KADINLARIN BİRLİĞİ | Kadınların Irkçı Hareketlere Katılımı: Karmaşık ve Çok Boyutlu Bir Gerçeklik -1-

Emperyalistler arası çelişkiler derinleştikçe, ekonomik kriz ağırlaştıkça vb. bu sistemin sarıldığı en temel dayanaklardan birinin ırkçılık-faşizm olduğunu biliyoruz. Zira bunun, sistemin alametifarikalarından biri olduğunu birçok -acı- deneyimiyle elbette biliyoruz. Şu anda yine tam da böyle zamanlardan geçtiğimizi söylüyoruz. Bu tehlikeye dair önlemler almaktan bahsediyoruz, özellikle Avrupa’da ırkçı partilerin yükselişini izlerken, Avrupa Parlamentosu’ndan çeşitli Avrupa ülkelerinin kendi seçimlerine odaklarımızı çeviriyoruz vs.
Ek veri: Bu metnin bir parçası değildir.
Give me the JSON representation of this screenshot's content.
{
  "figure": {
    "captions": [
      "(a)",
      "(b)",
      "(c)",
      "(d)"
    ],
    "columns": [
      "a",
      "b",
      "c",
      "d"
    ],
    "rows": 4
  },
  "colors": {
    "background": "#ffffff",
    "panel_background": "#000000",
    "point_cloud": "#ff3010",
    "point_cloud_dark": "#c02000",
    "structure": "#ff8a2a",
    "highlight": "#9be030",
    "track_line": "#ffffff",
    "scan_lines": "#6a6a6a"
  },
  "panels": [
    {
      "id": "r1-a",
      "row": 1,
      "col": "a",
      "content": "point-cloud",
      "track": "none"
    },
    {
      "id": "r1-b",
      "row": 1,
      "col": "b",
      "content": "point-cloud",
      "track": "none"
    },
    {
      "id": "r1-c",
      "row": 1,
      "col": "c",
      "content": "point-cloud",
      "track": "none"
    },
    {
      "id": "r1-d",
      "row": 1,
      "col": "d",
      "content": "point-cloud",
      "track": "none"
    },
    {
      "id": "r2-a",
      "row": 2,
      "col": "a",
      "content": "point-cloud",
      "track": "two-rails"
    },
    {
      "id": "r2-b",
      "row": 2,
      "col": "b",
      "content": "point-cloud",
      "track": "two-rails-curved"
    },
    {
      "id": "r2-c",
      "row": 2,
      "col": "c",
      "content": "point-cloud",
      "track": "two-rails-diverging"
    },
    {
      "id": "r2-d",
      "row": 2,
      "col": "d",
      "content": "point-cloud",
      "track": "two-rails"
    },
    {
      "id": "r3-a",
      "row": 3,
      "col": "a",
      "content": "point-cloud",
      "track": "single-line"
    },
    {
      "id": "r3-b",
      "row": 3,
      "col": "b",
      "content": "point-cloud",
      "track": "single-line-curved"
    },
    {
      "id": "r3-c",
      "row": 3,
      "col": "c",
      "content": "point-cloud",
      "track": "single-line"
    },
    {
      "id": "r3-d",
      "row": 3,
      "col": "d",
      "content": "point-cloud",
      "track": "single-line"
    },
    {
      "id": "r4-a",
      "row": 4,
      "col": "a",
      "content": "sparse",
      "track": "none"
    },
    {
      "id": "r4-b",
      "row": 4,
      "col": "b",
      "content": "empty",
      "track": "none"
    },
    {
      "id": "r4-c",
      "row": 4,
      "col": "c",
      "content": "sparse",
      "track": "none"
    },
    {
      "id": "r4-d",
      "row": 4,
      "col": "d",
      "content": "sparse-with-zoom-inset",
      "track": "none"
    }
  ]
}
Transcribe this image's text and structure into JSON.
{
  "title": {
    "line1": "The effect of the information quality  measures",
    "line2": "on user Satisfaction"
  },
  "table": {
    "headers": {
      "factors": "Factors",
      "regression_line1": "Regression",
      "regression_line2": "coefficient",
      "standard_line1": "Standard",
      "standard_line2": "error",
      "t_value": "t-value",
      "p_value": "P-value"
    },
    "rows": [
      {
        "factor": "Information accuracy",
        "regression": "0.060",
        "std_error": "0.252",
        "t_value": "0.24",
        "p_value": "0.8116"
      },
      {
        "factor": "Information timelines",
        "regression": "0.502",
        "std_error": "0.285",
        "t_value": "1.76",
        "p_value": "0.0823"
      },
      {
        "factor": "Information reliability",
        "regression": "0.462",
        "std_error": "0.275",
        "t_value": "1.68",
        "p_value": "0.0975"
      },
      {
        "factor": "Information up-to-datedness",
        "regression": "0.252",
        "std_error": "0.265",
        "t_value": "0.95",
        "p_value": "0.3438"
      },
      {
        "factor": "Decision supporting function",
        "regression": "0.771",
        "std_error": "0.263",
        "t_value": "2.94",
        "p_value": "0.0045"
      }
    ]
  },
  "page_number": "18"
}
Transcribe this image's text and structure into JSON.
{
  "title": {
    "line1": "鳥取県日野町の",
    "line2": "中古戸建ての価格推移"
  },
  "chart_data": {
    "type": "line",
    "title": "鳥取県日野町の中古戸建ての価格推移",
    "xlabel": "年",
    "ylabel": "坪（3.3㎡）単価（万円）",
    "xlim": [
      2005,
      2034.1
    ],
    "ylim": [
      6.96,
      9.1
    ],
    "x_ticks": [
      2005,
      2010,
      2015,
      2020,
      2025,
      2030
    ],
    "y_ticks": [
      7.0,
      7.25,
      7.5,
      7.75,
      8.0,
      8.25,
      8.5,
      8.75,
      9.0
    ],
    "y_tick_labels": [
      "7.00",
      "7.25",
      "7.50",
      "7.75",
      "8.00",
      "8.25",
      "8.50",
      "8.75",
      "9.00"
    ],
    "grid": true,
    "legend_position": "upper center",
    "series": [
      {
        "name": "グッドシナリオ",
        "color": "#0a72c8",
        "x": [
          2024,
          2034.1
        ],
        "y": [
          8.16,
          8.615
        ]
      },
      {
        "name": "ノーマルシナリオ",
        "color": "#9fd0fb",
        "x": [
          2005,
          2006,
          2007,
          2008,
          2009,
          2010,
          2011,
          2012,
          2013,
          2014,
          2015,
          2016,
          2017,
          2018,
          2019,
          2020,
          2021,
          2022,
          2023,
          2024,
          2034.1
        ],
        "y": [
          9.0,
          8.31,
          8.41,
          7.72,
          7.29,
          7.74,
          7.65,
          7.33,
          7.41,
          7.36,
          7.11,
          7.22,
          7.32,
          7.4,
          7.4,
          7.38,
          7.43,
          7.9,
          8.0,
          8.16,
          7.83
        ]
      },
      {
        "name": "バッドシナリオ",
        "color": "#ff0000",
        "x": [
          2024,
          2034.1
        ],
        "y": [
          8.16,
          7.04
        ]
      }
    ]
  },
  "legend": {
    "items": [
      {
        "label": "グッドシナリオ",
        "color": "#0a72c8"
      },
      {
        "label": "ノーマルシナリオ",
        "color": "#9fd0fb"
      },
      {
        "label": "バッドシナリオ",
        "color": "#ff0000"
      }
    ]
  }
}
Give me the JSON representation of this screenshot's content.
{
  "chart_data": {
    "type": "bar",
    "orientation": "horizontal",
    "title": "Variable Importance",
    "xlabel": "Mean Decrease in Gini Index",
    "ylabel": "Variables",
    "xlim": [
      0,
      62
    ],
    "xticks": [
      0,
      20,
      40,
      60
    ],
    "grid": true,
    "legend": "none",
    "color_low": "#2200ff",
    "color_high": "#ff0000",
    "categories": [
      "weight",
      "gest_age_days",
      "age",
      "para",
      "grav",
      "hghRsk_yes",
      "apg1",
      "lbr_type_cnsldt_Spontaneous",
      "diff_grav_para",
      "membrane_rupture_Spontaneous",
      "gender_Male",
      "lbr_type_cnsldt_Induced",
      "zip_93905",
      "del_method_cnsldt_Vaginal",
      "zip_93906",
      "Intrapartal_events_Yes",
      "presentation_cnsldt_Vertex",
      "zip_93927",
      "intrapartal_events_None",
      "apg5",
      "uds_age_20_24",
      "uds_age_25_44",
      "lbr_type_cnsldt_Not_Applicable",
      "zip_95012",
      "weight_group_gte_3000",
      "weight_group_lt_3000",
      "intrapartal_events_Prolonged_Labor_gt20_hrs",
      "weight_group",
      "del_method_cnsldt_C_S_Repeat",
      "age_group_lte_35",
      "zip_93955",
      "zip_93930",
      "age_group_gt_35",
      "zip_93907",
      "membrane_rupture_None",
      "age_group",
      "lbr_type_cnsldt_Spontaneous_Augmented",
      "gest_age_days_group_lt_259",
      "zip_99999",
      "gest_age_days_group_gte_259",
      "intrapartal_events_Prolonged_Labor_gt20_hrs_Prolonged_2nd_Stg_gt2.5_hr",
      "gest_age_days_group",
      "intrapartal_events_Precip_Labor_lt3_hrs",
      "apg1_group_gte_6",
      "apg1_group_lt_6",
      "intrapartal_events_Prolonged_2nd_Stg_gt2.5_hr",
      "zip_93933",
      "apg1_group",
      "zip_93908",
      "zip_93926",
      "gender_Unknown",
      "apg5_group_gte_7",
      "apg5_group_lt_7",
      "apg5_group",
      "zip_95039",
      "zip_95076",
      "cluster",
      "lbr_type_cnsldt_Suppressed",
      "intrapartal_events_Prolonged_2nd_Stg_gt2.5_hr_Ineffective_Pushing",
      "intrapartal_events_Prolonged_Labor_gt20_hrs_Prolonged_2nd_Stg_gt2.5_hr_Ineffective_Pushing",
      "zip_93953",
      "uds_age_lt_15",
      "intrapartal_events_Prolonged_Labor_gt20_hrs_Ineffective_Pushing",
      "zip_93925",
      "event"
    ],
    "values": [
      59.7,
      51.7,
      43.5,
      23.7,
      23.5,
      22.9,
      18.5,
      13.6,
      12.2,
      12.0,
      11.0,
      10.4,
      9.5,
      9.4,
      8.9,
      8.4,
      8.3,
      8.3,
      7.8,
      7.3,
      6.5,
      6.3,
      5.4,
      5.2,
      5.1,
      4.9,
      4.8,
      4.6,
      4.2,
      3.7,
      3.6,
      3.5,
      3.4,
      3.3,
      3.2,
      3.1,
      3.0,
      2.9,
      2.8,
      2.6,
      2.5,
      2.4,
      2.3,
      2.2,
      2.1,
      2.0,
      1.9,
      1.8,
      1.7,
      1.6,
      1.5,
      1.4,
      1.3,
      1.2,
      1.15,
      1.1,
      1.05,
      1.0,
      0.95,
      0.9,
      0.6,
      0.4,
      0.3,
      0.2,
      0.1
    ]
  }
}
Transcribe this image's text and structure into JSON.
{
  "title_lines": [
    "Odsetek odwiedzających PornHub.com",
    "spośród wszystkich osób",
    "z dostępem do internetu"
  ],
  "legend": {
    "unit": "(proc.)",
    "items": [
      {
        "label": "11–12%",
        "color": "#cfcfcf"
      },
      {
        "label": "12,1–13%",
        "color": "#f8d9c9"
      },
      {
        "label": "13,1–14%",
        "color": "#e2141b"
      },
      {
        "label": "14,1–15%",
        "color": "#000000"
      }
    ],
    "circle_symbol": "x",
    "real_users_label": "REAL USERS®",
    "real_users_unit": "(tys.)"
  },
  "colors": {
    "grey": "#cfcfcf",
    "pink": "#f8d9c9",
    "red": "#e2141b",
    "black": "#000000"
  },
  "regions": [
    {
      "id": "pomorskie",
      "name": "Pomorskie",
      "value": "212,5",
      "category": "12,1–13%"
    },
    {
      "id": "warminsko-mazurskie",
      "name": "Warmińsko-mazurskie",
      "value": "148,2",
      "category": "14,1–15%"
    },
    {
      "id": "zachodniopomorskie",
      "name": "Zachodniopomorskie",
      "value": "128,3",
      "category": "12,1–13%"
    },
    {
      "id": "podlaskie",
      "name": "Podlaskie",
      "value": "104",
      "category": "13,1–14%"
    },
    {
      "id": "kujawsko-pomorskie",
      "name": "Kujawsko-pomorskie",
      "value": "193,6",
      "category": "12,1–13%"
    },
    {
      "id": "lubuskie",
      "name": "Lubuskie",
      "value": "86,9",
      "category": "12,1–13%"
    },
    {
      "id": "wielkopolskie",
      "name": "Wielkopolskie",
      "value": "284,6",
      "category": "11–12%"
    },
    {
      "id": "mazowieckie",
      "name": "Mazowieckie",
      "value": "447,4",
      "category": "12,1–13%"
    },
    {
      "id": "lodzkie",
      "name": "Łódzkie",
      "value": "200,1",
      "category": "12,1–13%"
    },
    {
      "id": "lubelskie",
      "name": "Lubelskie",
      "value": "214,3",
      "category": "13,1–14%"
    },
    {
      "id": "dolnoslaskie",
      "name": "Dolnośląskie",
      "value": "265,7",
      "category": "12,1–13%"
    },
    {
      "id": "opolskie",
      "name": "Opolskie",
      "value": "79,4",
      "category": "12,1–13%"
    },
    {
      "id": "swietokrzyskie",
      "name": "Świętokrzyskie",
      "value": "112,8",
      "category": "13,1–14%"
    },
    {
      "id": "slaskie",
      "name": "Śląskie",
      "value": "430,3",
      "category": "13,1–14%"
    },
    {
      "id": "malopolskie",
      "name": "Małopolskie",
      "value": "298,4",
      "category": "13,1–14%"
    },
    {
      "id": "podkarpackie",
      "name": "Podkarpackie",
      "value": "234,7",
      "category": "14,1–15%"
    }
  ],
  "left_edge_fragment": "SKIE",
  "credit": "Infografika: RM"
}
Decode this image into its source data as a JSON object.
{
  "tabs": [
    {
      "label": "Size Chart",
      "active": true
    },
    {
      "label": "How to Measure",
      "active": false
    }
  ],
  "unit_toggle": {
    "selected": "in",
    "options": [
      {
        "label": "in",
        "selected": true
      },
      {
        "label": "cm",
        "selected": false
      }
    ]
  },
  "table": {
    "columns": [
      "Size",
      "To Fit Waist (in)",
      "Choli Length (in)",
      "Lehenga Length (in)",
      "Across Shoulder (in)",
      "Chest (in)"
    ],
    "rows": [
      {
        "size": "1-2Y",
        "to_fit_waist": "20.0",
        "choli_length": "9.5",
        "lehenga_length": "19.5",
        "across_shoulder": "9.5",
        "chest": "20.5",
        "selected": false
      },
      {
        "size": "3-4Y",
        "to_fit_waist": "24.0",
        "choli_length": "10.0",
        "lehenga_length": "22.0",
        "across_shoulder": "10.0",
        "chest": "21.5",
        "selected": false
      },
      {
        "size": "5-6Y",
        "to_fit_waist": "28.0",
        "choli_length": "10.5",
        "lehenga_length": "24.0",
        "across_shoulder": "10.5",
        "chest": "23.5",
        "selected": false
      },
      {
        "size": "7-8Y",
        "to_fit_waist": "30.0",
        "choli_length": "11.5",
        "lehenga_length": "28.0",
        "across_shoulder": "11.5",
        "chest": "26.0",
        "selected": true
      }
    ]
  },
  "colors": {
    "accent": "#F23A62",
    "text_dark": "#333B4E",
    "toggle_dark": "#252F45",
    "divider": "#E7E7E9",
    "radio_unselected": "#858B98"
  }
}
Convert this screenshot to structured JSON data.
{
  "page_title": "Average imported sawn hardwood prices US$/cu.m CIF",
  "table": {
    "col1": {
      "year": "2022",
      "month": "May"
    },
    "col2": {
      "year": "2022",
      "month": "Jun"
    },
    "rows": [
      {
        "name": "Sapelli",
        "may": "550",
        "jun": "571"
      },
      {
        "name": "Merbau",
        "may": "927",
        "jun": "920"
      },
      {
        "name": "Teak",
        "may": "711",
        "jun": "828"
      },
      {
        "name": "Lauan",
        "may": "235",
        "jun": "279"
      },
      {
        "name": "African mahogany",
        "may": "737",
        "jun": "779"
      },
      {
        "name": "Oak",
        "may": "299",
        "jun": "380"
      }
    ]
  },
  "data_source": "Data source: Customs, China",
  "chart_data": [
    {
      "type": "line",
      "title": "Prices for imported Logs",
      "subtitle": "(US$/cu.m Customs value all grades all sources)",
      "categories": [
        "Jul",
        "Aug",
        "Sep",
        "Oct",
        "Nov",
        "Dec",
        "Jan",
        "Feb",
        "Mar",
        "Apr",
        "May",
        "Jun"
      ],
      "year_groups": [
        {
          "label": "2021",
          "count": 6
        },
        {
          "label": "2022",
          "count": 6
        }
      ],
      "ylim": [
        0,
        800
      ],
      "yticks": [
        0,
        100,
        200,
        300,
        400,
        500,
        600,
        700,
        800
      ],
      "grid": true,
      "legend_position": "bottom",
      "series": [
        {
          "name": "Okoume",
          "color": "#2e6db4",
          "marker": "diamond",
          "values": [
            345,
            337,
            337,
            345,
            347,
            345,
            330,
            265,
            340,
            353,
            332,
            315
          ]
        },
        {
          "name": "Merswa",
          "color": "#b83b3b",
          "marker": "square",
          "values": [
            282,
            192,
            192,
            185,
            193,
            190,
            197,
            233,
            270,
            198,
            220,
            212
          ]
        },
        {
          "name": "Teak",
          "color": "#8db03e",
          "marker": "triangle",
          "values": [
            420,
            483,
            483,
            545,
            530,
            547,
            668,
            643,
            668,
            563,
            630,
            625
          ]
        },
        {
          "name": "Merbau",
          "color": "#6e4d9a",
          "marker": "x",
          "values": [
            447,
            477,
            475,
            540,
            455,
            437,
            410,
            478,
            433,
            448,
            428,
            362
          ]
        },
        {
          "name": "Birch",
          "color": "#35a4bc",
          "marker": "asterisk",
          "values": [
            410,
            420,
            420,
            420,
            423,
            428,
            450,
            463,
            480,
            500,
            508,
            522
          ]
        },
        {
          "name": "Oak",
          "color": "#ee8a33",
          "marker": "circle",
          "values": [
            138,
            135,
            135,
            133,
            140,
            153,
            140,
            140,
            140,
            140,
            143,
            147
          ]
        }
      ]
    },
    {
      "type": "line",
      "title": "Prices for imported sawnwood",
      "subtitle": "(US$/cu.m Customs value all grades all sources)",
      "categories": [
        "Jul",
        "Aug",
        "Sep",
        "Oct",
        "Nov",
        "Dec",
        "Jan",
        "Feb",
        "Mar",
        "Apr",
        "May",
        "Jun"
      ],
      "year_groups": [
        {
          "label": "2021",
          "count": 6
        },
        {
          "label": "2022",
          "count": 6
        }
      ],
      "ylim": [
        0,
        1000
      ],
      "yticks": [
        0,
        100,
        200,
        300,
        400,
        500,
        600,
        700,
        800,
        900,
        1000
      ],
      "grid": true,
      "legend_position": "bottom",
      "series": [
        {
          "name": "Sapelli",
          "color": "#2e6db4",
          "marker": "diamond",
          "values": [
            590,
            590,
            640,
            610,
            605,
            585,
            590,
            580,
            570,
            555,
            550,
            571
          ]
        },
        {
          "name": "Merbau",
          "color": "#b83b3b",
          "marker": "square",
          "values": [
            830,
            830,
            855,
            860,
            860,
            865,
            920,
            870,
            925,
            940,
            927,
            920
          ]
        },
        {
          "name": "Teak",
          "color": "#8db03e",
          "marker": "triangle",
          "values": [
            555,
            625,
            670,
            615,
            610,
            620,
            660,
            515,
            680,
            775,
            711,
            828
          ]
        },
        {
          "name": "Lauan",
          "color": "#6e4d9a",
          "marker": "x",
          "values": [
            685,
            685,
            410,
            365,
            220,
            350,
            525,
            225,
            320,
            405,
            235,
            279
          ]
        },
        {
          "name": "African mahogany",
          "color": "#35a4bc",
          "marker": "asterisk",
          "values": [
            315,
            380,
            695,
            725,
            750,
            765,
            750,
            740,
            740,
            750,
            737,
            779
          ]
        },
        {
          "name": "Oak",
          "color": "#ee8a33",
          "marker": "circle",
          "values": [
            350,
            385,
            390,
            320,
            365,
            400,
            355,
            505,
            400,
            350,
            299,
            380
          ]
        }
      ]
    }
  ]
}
Ancak bir izleyici olmaktan öteye geçerek meseleye daha yakından ve elbette (köşemizin formatına uygun olarak) kadınlar cephesinden bakmalıyız. Zira faşizmin, ırkçılığın, emperyalist bir savaşın vs. en çok da kadınlara ve LGBTİ+lara yönelik nasıl bir yıkım olduğu genel doğrusunu söylerken, yükselen ırkçı-faşist hareketlerin nasıl da yaygın bir şekilde kadınları içerdiğini, peşine takabildiğini görmezden gelebiliyoruz. Hatta kadınların ve LGBTİ+ların “doğası gereği” sanki ırkçılığa-faşizme karşı olması gerektiği gibi önyargılar dahi “sol” kesimde yaygın bir kanıdır. Kadınların bu hareketler içindeki etkinliğini görmezden gelen, tarihten öğrenmeyen, meseleye yüzeysel bakan (faşizm kadınlar için yıkımsa kadınlar faşizme karşı olmalıdır gibi anti-bilimsel yaklaşımlar gibi) anlayışlar zehirli bir yılan gibi faşizmin kadınlar içindeki yayılımını da görmezler elbette.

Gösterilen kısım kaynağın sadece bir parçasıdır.